The tests for practical and technical insights were biased, as well. ‘They are questions people should be able to answer without having to study for them. But the tests also included questions on what car engines looked like, when back then, barely any women actually drove. Men simply had a better chance of knowing things like that.’

These disadvantages also manifested in women’s housing during their service; they were sometimes placed in buildings far away from meeting points, which meant they couldn’t hear the calls to gather. It also manifested in clothing. ‘The clothes wouldn’t always fit women. The bulletproof vests would chafe, because they were made for men.’

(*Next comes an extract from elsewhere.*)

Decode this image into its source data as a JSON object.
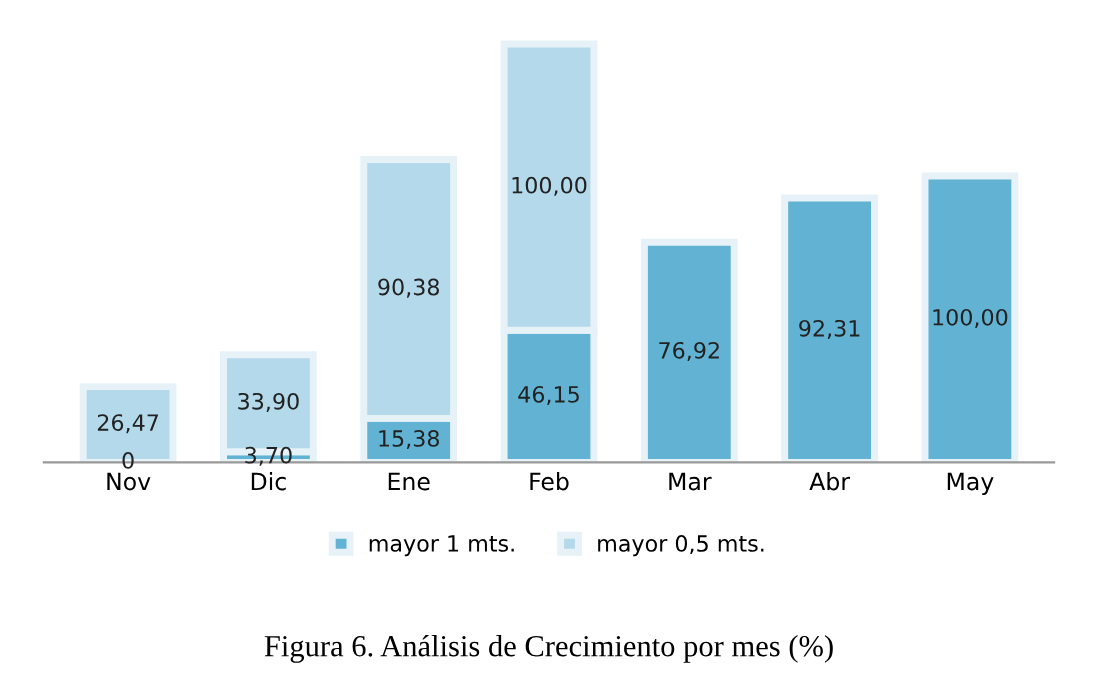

Although it wasn’t just the women who were uncomfortable in the vests. ‘Smaller men also had trouble with them. But when the top brass realised men were leaving the service over this, they suddenly took measures to change that.’ 

She says gender history is full of painful instances. ‘Some women I talked to or read about in sources were enthusiastic and ambitious, but their careers were unjustly restricted. That’s lamentable.’

Prince Bernhard visits the Schefferkamp as Inspector General of the Royal Army. On the left, Captain Milva A.M.Th. Wind (1968). Source: Netherlands Institute of Military History Collection.

Same discussion

Other fields, such as police and the fire brigade, struggle with the same issues surrounding the integration of women. ‘They were having the same discussion, although things at the regular and military police departments were happening a little more quickly’, says Bootsma. They need female officers to search women, for instance, or to talk to people affected by sexual violence. ‘That made the integration a little easier.’

Physical differences are still heavily emphasised

But integration is still in process at the armed forces. Women weren’t allowed on submarines until 2020. Before that, privacy concerns were cited as a reason to ban them.

Other things have changed in women’s positions as well, she says. ‘Things that they would have considered impossible in the sixties, such as female pilots, boat captains, or tank drivers, are now commonplace. In the eighties, women were back on the assault course just six weeks after giving birth. But they don’t do that anymore.’

Still different

The Defence department has also set up more campaigns to recruit women. ‘That’s in part a pragmatic solution’, says Bootsma. ‘There are so many positions available that they can’t afford to ban women.’

However, the debate about women’s suitability hasn’t changed very much. ‘There are still a lot of parallels with the sixties. Men are treated like the standard and women are the outliers. Physical differences are still heavily emphasised. It’s basically the same problems as back then.’

She thinks it will be difficult to fully integrate women into the Defence department. ‘Many people think the division of men and women should be equal, but I don’t quite agree. If you give people an honest chance and the same opportunities, the exact distribution doesn’t really matter. But if you keep dividing people, you’ve only got yourself to blame.’